Research Project: Elucidating the Pathobiology and Transmission of Transmissible Spongiform Encephalopathies

Location: Virus and Prion Research

Title: Alterations in prion mutant spectra precede strain breakdown in animals

Author
item BLOCK, ALYSSA - Creighton University
item Bian, Jifeng
item SHIKIYA, RONALD - Creighton University
item BARTZ, JASON - Creighton University

Submitted to: Meeting Abstract
Publication Type: Abstract Only
Publication Acceptance Date: 3/31/2024
Publication Date: N/A
Citation: N/A

Interpretive Summary:

Technical Abstract: Objectives Prions are composed of PrPSc, the disease specific conformation of the host encoded prion protein. Treatment of rodents with anti-prion drugs results in the emergence of drug-resistant prion strains, suggesting prions are comprised of a dominant strain and substrains.
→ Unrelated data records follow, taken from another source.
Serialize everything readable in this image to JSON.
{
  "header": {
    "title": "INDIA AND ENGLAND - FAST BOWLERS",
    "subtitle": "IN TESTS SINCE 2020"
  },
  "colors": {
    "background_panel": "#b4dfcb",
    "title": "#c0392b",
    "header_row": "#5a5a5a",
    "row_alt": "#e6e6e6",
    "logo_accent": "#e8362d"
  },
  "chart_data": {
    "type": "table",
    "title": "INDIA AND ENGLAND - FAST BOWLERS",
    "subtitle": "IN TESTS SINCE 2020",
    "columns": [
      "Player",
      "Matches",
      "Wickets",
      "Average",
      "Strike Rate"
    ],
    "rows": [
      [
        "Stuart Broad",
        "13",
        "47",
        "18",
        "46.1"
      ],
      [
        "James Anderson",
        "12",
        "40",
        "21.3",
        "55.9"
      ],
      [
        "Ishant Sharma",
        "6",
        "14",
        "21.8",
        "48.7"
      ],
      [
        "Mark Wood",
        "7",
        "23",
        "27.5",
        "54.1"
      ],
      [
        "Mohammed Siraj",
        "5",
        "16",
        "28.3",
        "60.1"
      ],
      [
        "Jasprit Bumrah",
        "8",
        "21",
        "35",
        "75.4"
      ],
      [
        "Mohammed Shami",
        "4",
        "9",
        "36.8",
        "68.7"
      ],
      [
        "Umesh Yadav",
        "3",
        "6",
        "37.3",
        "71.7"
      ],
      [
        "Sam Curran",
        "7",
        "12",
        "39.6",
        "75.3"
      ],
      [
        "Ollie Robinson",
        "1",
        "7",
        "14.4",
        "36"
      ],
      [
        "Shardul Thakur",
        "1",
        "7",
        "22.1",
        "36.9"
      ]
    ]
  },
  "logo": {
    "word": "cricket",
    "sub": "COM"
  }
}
While considerable experimental evidence supports this hypothesis, direct observation of substrains has not been observed. The objective of this study was to directly investigate if prion strains contain substrain diversity. Methods We investigated the presence of substrain diversity in a biologically stable hamster-adapted prion strain, DY TME and a biologically unstable hamster-adapted prion strain 139H that, following serial passage at high titer, can breakdown into a strain with a shorter incubation period. Both strains were probed for substrains by selectively reducing the abundance of the dominant strain PrPSc using either extended digestion with proteinase K or with chaotropic treatment or susceptibility to RK13 cell infection. The remaining PrPSc was subjected to protein misfolding cyclic amplification to probe for substrains. Results Selective reduction of DY or 139H PrPSc using a combination of biochemical methods resulted in the emergence of strains with properties that differed from DY or 139H and were consistent with the selection criteria. Substrains identified in 139H-infected brains were similar to the strains that emerged in animals following strain breakdown. Conclusions The substrain selection methods occurred outside of prion formation, providing direct evidence for the preexistence of substrains. Furthermore, we hypothesize that substrains are a common feature of prions as they were identified in a stable, biologically-cloned prion strain. The identification of preexisting substrains may contribute to the ability of prions to rapidly adapt to new replication environments such as transmission to a new species or replication in the presence of anti-prion drugs.